Additional information you deem important (e.g. issue happens only occasionally):

If there are a lot of dependencies, or the relationships are complex, perhaps we should provide an opt-out flag.

github-actions[bot] commented 1 year ago

A friendly reminder that this issue had no activity for 30 days.

rhatdan commented 1 year ago

@vrothberg @mheon WDYT?

vrothberg commented 1 year ago

A use case would help. In theory it sounds independent of health checks but more related to the restart logic. If a container gets restarted manually by the user or by an on-failure action should not matter.

cevich commented 1 year ago

A use case could be:

  1. Container A provides a network-namespace. On startup it does some shenanigans with a VPN to punch through a corporate. firewall. It has health-checks to verify connectivity.
  2. Container B provides a user-namespace, it consumes the network-namespace from container A. On startup it queries, connects, or synchronizes with a remote IAM server. It has health-checks to confirm user/group queries are functional.
  3. Container C incorporates container A (to proxy other resources behind the firewall) and Container B (to manage access) and provides some web app. It runs health-checks to confirm the web app is responsive.

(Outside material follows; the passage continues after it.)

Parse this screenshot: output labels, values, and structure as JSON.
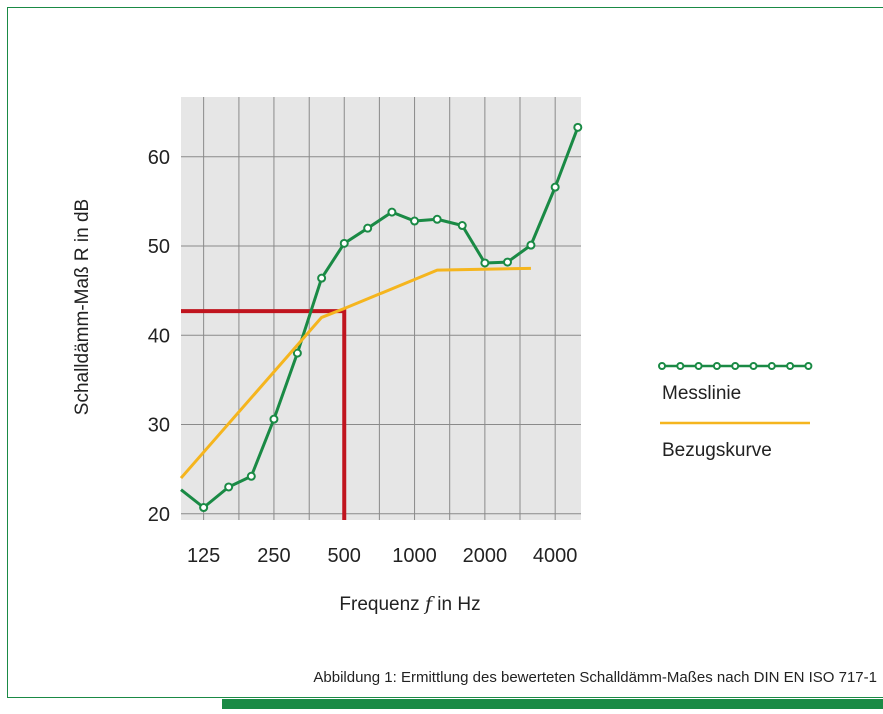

A failing health-check on container C could easily be the fault of B or A. Since it uses --requires, it "knows" to restart A and B due to a failing health check (assuming their own health-checks didn't fire first). Whereas without --requires, it would simply endlessly/uselessly restart itself until B health-check failures corrected the fault (which could be never).

github-actions[bot] commented 1 year ago

A friendly reminder that this issue had no activity for 30 days.

rhatdan commented 1 year ago

@vrothberg followup on this one?

vrothberg commented 1 year ago

A use case would help. In theory it sounds independent of health checks but more related to the restart logic. If a container gets restarted manually by the user or by an on-failure action should not matter.

I still think that's more a restart thing than a health check one. The health-check action just restarts the container.

cevich commented 1 year ago

Yes, definitely a restart thing, not health-check.

vrothberg commented 1 year ago

@mheon WDYT about restarting dependent containers?

Code-wise I see some challenges regarding batch restarts where we need to prevent a container from being restarted multiple times.

mheon commented 1 year ago

Could use the graph traversal code in container_graph.go - guaranteed to go in the correct order and only hit each node once, and because it was originally written for podman pod restart it already handles pods.

mheon commented 1 year ago

Sorry, it already handles restarting not pods. Need more coffee...

github-actions[bot] commented 1 year ago

A friendly reminder that this issue had no activity for 30 days.

rhatdan commented 1 year ago

@mheon @vrothberg @cevich What should we do with this one?

vrothberg commented 1 year ago

Either close it or leave it open until someone does the work. As mentioned above, it's unrelated to health-check actions but rather a restart-logic feature.

cevich commented 1 year ago

Playing my own devil's advocate here - We could close it with an excuse like: If anyone needs this kind of fancy-stuff, they should use kubernetes not podman.